In general, this is important to keep in mind as you manage any withdrawals from any taxable or tax-advantaged accounts to minimize your overall tax liability.
How Long the Money Will Last
The three previous considerations will all feed into this overarching concern. Early retirement—whether voluntary or compulsory—means filling the gap between your income and expense needs today and when you expect your full retirement investments and plans to begin.
Once you’ve calculated your current expenses and any investment income, consider eliminating any shortfall by cutting back on expenses. This may mean asking any adult or college-age kids to carry their own financial weight, including paying rent for continuing to live at home.
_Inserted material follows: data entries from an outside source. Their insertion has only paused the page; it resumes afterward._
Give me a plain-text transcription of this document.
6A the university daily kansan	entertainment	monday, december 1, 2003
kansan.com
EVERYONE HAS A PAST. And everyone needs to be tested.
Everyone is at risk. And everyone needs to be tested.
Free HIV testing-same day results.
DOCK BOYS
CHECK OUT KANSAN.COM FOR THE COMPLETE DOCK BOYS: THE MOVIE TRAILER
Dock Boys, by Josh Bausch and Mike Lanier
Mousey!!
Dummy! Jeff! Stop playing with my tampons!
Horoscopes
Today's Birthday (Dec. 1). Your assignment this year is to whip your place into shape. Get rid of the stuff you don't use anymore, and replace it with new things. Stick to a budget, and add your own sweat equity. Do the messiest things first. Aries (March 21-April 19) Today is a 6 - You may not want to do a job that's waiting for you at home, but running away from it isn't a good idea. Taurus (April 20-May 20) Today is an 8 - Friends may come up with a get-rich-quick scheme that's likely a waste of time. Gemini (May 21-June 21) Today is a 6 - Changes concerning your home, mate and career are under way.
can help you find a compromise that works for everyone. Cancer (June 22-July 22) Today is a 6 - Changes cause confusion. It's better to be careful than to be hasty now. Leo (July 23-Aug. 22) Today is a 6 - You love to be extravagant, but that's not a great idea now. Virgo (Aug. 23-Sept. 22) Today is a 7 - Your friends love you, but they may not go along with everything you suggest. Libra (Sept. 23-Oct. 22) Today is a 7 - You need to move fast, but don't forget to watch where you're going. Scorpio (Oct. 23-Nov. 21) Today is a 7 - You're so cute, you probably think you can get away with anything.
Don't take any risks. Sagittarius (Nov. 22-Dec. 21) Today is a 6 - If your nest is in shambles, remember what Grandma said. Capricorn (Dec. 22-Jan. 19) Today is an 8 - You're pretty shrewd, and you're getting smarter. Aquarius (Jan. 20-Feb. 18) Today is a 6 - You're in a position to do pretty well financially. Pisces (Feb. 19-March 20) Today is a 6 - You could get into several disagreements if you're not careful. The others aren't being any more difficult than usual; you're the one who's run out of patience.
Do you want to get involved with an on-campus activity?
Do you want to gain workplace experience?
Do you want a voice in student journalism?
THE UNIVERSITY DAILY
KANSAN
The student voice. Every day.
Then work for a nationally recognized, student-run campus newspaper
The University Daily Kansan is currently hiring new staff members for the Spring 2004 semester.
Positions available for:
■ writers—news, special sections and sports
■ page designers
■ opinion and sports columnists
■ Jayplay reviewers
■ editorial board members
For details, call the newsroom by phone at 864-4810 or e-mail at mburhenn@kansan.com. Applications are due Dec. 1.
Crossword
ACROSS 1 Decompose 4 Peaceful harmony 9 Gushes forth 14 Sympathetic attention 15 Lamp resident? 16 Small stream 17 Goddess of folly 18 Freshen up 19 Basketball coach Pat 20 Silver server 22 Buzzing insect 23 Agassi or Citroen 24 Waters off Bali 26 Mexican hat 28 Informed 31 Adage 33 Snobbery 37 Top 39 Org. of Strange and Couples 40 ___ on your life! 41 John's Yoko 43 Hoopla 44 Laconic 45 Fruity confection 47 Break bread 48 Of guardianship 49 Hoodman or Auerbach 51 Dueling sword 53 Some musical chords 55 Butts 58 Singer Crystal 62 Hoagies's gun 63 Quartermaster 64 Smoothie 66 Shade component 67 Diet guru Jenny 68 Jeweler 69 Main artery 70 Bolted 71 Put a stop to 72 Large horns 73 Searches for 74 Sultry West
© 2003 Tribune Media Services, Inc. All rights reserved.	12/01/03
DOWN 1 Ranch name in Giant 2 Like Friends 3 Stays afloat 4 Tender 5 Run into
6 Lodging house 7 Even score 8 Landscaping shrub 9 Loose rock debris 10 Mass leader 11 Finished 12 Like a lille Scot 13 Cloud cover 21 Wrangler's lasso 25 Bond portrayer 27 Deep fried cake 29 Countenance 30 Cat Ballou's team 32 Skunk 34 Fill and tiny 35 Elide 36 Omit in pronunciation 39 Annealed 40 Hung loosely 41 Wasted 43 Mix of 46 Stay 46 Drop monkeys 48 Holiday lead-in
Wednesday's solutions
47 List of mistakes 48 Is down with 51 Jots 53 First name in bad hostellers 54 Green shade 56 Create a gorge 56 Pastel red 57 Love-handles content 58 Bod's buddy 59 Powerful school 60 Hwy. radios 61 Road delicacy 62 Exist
Consider staying in the workforce. You might be able to set yourself up as a consultant in your field. Look for full- or part-time work that may pay considerably less than your last job but could still be crucial in keeping you afloat for the time being.
Keep Up Professional Networks
If there is any possibility you might one day return to work, be sure to keep up with your professional connections and network. You never know when someone might hear of the perfect job opportunity at another company.
Enjoy the Next Stage of Your Life!
Retirement may have come sooner than expected, but you can still enjoy this time by pursuing your interests and hobbies. With a more open schedule, you’ll be free to renew friendships that you may have let slide in recent years. Many retirees find great satisfaction and fulfilment in volunteering their time and talents at local nonprofits.
If you have more questions, seek advice from your financial advisor. These steps are broad guidelines and should be used as a resource to start asking the right questions, not as investment suggestions.